In sostanza l’Italsider aveva accantonato 140 milioni di euro per il risanamento ambientale di Taranto. Questi soldi erano stati momentaneamente immagazzinati sotto forma di titoli di Stato, e poi trasferiti al Gruppo Riva nel ’95, al momento dell’atto della privatizzazione dell’azienda. Afferma l’on.
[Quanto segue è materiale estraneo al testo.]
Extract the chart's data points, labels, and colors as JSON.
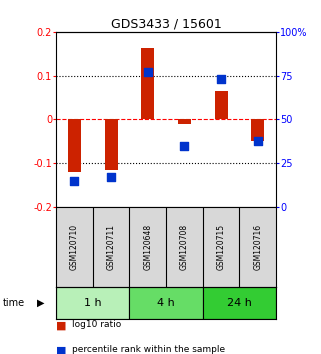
{
  "title": "GDS3433 / 15601",
  "samples": [
    "GSM120710",
    "GSM120711",
    "GSM120648",
    "GSM120708",
    "GSM120715",
    "GSM120716"
  ],
  "groups": [
    {
      "label": "1 h",
      "indices": [
        0,
        1
      ],
      "color": "#b8f0b8"
    },
    {
      "label": "4 h",
      "indices": [
        2,
        3
      ],
      "color": "#66dd66"
    },
    {
      "label": "24 h",
      "indices": [
        4,
        5
      ],
      "color": "#33cc33"
    }
  ],
  "log10_ratio": [
    -0.12,
    -0.115,
    0.163,
    -0.01,
    0.065,
    -0.05
  ],
  "percentile_rank": [
    15,
    17,
    77,
    35,
    73,
    38
  ],
  "ylim_left": [
    -0.2,
    0.2
  ],
  "ylim_right": [
    0,
    100
  ],
  "yticks_left": [
    -0.2,
    -0.1,
    0.0,
    0.1,
    0.2
  ],
  "ytick_labels_left": [
    "-0.2",
    "-0.1",
    "0",
    "0.1",
    "0.2"
  ],
  "yticks_right": [
    0,
    25,
    50,
    75,
    100
  ],
  "ytick_labels_right": [
    "0",
    "25",
    "50",
    "75",
    "100%"
  ],
  "hlines": [
    0.1,
    0.0,
    -0.1
  ],
  "hline_styles": [
    "dotted",
    "dashed",
    "dotted"
  ],
  "hline_colors": [
    "black",
    "red",
    "black"
  ],
  "bar_color_red": "#cc2200",
  "bar_color_blue": "#0033cc",
  "bar_width": 0.35,
  "dot_size": 28,
  "bg_color": "#d8d8d8",
  "plot_bg": "#ffffff"
}
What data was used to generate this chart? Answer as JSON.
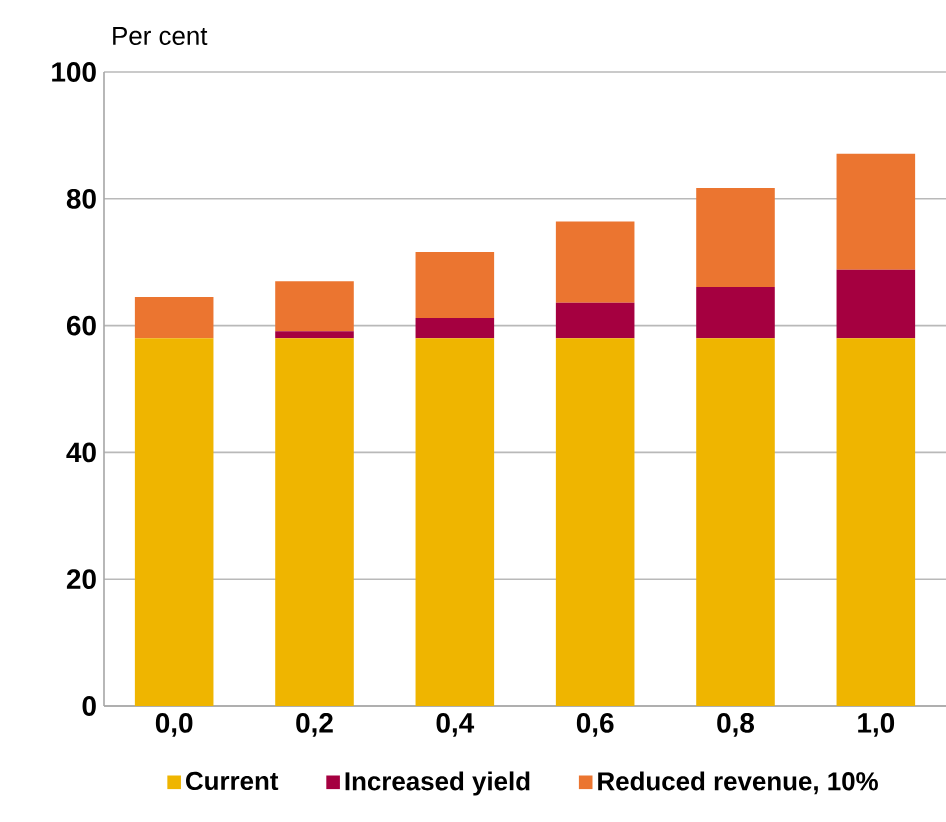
{
  "chart_data": {
    "type": "bar",
    "stacked": true,
    "ylabel": "Per cent",
    "categories": [
      "0,0",
      "0,2",
      "0,4",
      "0,6",
      "0,8",
      "1,0"
    ],
    "series": [
      {
        "name": "Current",
        "color": "#efb500",
        "values": [
          58.0,
          58.0,
          58.0,
          58.0,
          58.0,
          58.0
        ]
      },
      {
        "name": "Increased yield",
        "color": "#a50040",
        "values": [
          0,
          1.1,
          3.2,
          5.6,
          8.1,
          10.8
        ]
      },
      {
        "name": "Reduced revenue, 10%",
        "color": "#eb7530",
        "values": [
          6.5,
          7.9,
          10.4,
          12.8,
          15.6,
          18.3
        ]
      }
    ],
    "ylim": [
      0,
      100
    ],
    "yticks": [
      0,
      20,
      40,
      60,
      80,
      100
    ],
    "grid": "y",
    "legend": "bottom"
  }
}
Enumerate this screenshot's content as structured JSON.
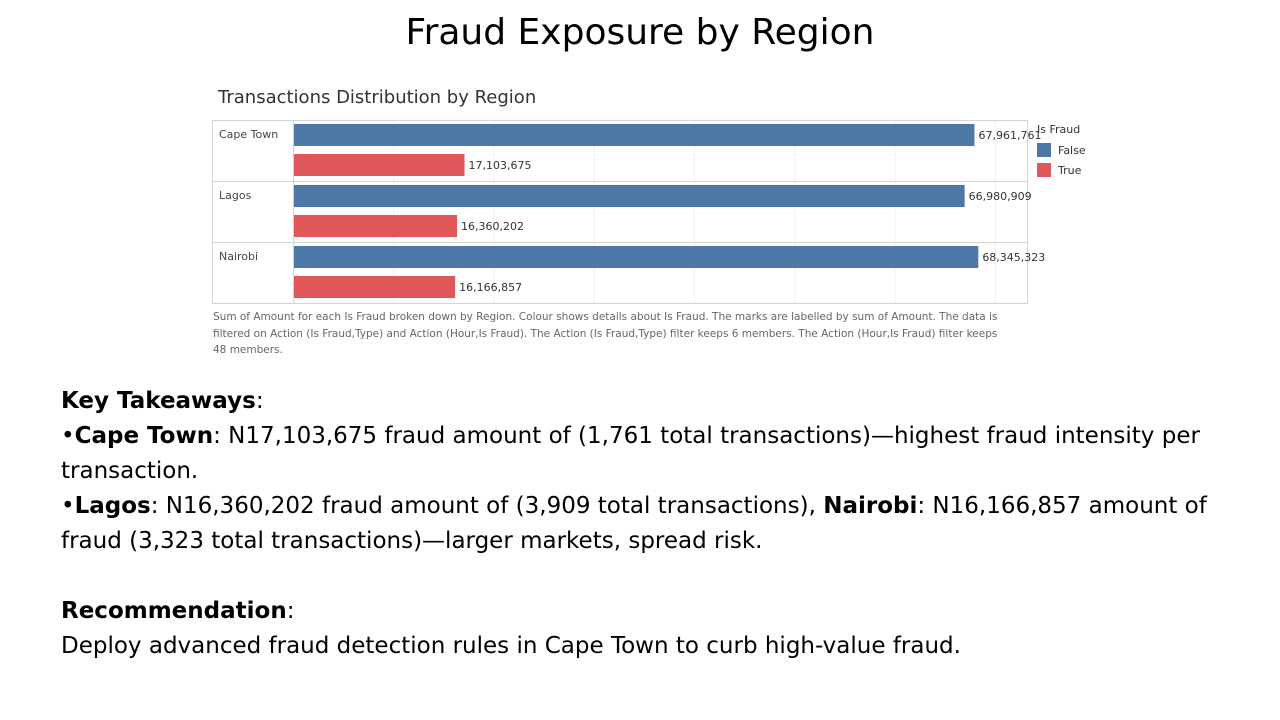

Vico che
l’Iri garantiva di non aver posto in essere atti e comportamenti di natura dolosa o gravemente colposa in materia ambientale, impegnandosi, al riguardo, a tenere indenne l’acquirente da perdite risultanti da violazioni di legge in materia di ambiente.
Da quel momento in poi una serie di passaggi da un tribunale all’altro avevano portato alla luce il problema ambientale causato dall’impianto siderurgico, il quale veniva rimandato di anno in anno fino al 2008. L’accusa di Vico in sostanza riguarda il fatto che gli acquirenti sapevano benissimo cosa stavano acquistando e a quali pericoli andavano incontro, e potevano tranquillamente utilizzare questo fondo da 140 milioni quasi vent’anni fa per tutelare la popolazione tarantina dalle emissioni della propria industria.
Nell’interrogazione parlamentare viene sottolineato come i provvedimenti presi all’epoca avrebbero potuto salvare tantissime vite umane e fatto risparmiare ai tarantini le malattie polmonari presenti oggi. E non venissero a dire che ai vertici dell’Ilva non lo sapevano. Intanto oggi si attende la sentenza definitiva sull’Aia 2012 presentata pochi giorni fa dal Ministero dell’Ambiente. In breve, questa autorizzazione prolunga la “vita” dell’azienda nelle condizioni attuali, consentendole di avviare le procedure di spegnimento e bonifica con più calma. Se venisse bocciata, la legge prevede che l’impianto venga spento subito, ma il Governo si opporrebbe e si profilerebbe una dura battaglia.